Esse é um dos exercícios filosóficos que são comuns de serem feitos em faculdades de humanas. Ele está perguntando algo profundo: o que é a essência de alguma coisa. Existem várias respostas para isso. Existe até o ponto de vista que mencionei no começo: não há uma essência, mas há como as pessoas se relacionam com essa coisa.
Sabemos o que é uma cadeira porque aprendemos, através da sociedade e da linguagem, o que é considerado uma cadeira: um acento que normalmente não está encostado no chão, elevado por um ou mais pés e com encosto. Nós vemos inúmeros exemplos de cadeira na nossa vida, assim, temos um idéia geral do que ela é. Quando alguém fala essa palavra, nos vem em mente uma imagem genérica.
Porém, pode-se dizer que essa idéia genérica não é sem impressões pessoais. Não pensamos como uma máquina, uma idéia ou um fato não nos chega de forma fria. Podemos nos ensinar essa habilidade e utilizá-la em certos contextos, mas não é possível fazer isso a todo tempo. Viemos de vários contextos, temos uma história. E essa história influencia nosso olhar.
Por exemplo, você pode se lembrar de algo desagradável toda vez que alguém menciona uma música ou um objeto. A música em si pode ser prestigiada pela sociedade, mas, digamos, se ela estava tocando enquanto alguém estiva terminando um relacionamento com você, talvez lembrar dela acorde esse momento doloroso da sua vida.
Olhando sobre outra forma podemos falar sobre julgamentos. Digamos que uma pessoa usando uma roupa específica te dê a impressão de arrogância. Acontece de um grupo de pessoas se vestirem parecido, tanto que chamamos isso comumente de tribos sociais. Você pode associar as roupas que uma tribo usa com algo desagradável. Talvez você até tenha conhecido pessoas que agiram de forma a corroborar essa impressão. Porém, roupa não é uniforme. Aqui, estou partindo da idéia que coisas não tem essência. Usar uma roupa x não faz uma pessoa arrogante. Mas podemos associar a roupa à pessoas arrogantes dado à história que temos com elas.
Porém é possível você ver alguém usando a mesma roupa de forma singela. Quero dizer que a pessoa não age de forma arrogante e acha legitimamente bonito o estilo e sai por aí com ele. O contexto mudou. Nosso julgamento não cabe mais. O ponto de vista de as coisas não terem essência nos possibilita pensar no que nos influencia a sentirmos de certa forma diante de algum fato. Você pode achar uma roupa feia porque só conheceu pessoas que usavam ela para se sentirem superiores aos outros (estou na moda e você, não!). Esse sentimento vem da experiência. Você pode achar feio porque na época em que vivemos, isso é feio (por exemplo, pochete é raramente visto como algo bonito); essa idéia vem da convivência social. Claro, nesse último caso também podemos falar da influência do marketing e da indústria da beleza e da moda. Existe um sério investimento atual em tentar controlar a opinião das pessoas.

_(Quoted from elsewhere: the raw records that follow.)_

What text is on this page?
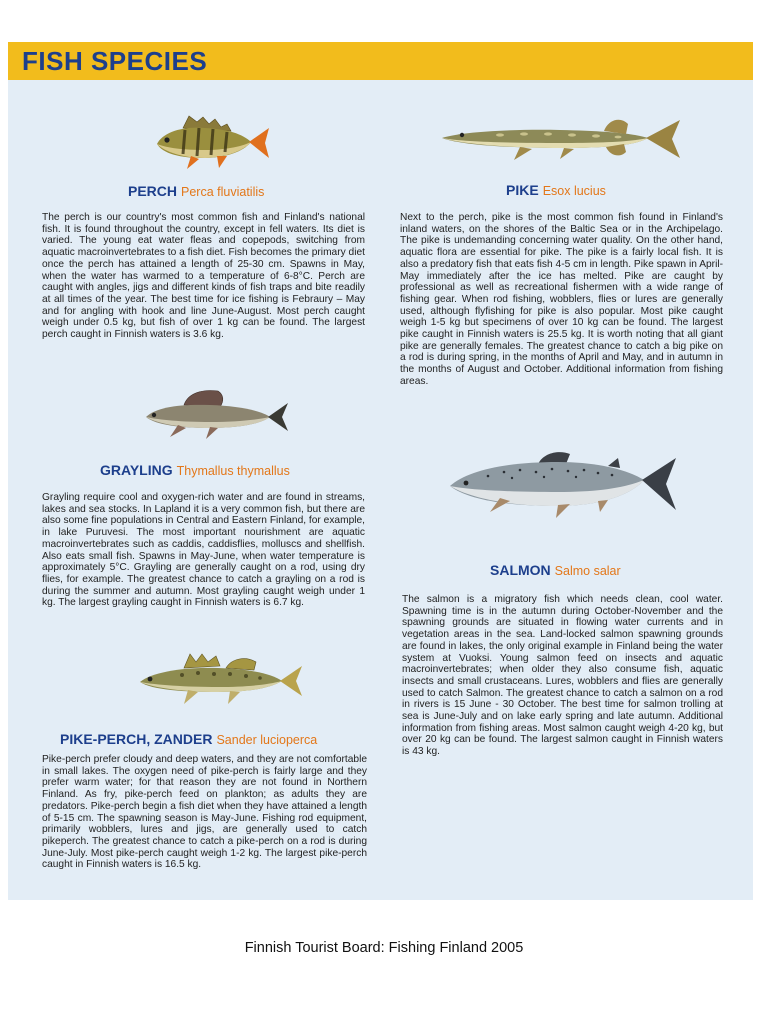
FISH SPECIES
PERCH Perca fluviatilis

The perch is our country's most common fish and Finland's national fish. It is found throughout the country, except in fell waters. Its diet is varied. The young eat water fleas and copepods, switching from aquatic macroinvertebrates to a fish diet. Fish becomes the primary diet once the perch has attained a length of 25-30 cm. Spawns in May, when the water has warmed to a temperature of 6-8°C. Perch are caught with angles, jigs and different kinds of fish traps and bite readily at all times of the year. The best time for ice fishing is Febraury – May and for angling with hook and line June-August. Most perch caught weigh under 0.5 kg, but fish of over 1 kg can be found. The largest perch caught in Finnish waters is 3.6 kg.

GRAYLING Thymallus thymallus

Grayling require cool and oxygen-rich water and are found in streams, lakes and sea stocks. In Lapland it is a very common fish, but there are also some fine populations in Central and Eastern Finland, for example, in lake Puruvesi. The most important nourishment are aquatic macroinvertebrates such as caddis, caddisflies, molluscs and shellfish. Also eats small fish. Spawns in May-June, when water temperature is approximately 5°C. Grayling are generally caught on a rod, using dry flies, for example. The greatest chance to catch a grayling on a rod is during the summer and autumn. Most grayling caught weigh under 1 kg. The largest grayling caught in Finnish waters is 6.7 kg.

PIKE-PERCH, ZANDER Sander lucioperca

Pike-perch prefer cloudy and deep waters, and they are not comfortable in small lakes. The oxygen need of pike-perch is fairly large and they prefer warm water; for that reason they are not found in Northern Finland. As fry, pike-perch feed on plankton; as adults they are predators. Pike-perch begin a fish diet when they have attained a length of 5-15 cm. The spawning season is May-June. Fishing rod equipment, primarily wobblers, lures and jigs, are generally used to catch pikeperch. The greatest chance to catch a pike-perch on a rod is during June-July. Most pike-perch caught weigh 1-2 kg. The largest pike-perch caught in Finnish waters is 16.5 kg.

PIKE Esox lucius

Next to the perch, pike is the most common fish found in Finland's inland waters, on the shores of the Baltic Sea or in the Archipelago. The pike is undemanding concerning water quality. On the other hand, aquatic flora are essential for pike. The pike is a fairly local fish. It is also a predatory fish that eats fish 4-5 cm in length. Pike spawn in April-May immediately after the ice has melted. Pike are caught by professional as well as recreational fishermen with a wide range of fishing gear. When rod fishing, wobblers, flies or lures are generally used, although flyfishing for pike is also popular. Most pike caught weigh 1-5 kg but specimens of over 10 kg can be found. The largest pike caught in Finnish waters is 25.5 kg. It is worth noting that all giant pike are generally females. The greatest chance to catch a big pike on a rod is during spring, in the months of April and May, and in autumn in the months of August and October. Additional information from fishing areas.

SALMON Salmo salar

The salmon is a migratory fish which needs clean, cool water. Spawning time is in the autumn during October-November and the spawning grounds are situated in flowing water currents and in vegetation areas in the sea. Land-locked salmon spawning grounds are found in lakes, the only original example in Finland being the water system at Vuoksi. Young salmon feed on insects and aquatic macroinvertebrates; when older they also consume fish, aquatic insects and small crustaceans. Lures, wobblers and flies are generally used to catch Salmon. The greatest chance to catch a salmon on a rod in rivers is 15 June - 30 October. The best time for salmon trolling at sea is June-July and on lake early spring and late autumn. Additional information from fishing areas. Most salmon caught weigh 4-20 kg, but over 20 kg can be found. The largest salmon caught in Finnish waters is 43 kg.

Finnish Tourist Board: Fishing Finland 2005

Digo tudo isso para ilustrar a idéia principal do texto: a de que o ser humano existe em relação. Ao saber qual a sua relação com o mundo, você pode entender mais sobre você e, assim, ter mais poder de ação. Abre-se a possibilidade de investigar quais influências estão te guiando, de escolher se quer seguir como está e de decidir para onde vai. Também é possível ver o que realmente sente: se as pessoas não achassem que pochete é feio, você acharia, também? Não importa a resposta, desde que se tenha chegado a ela tirando da frente o que é, na verdade, opiniões e experiências dos outros.
Por último, ao ver o que sente, você pode ver sua história e resgatar feridas que possam estar te machucando e influenciando seu comportamento. É comum pessoas responderem a traumas evitando eventos, atividades e coisas que as fazem reviver essas memórias. Como foi dito no texto “Ansiedade: dicas de cuidado”, uma pessoa pode descobrir que tem ansiedade no trabalho pois teme se sentir como se sentia na escola, onde a resposta que tinha dos adultos em quem confiava era que ela falhava. A pessoa pode reagir à isso evitando certas situações no trabalho ou até evitando o trabalho como um todo, o que pode trazer consequências negativas à ela.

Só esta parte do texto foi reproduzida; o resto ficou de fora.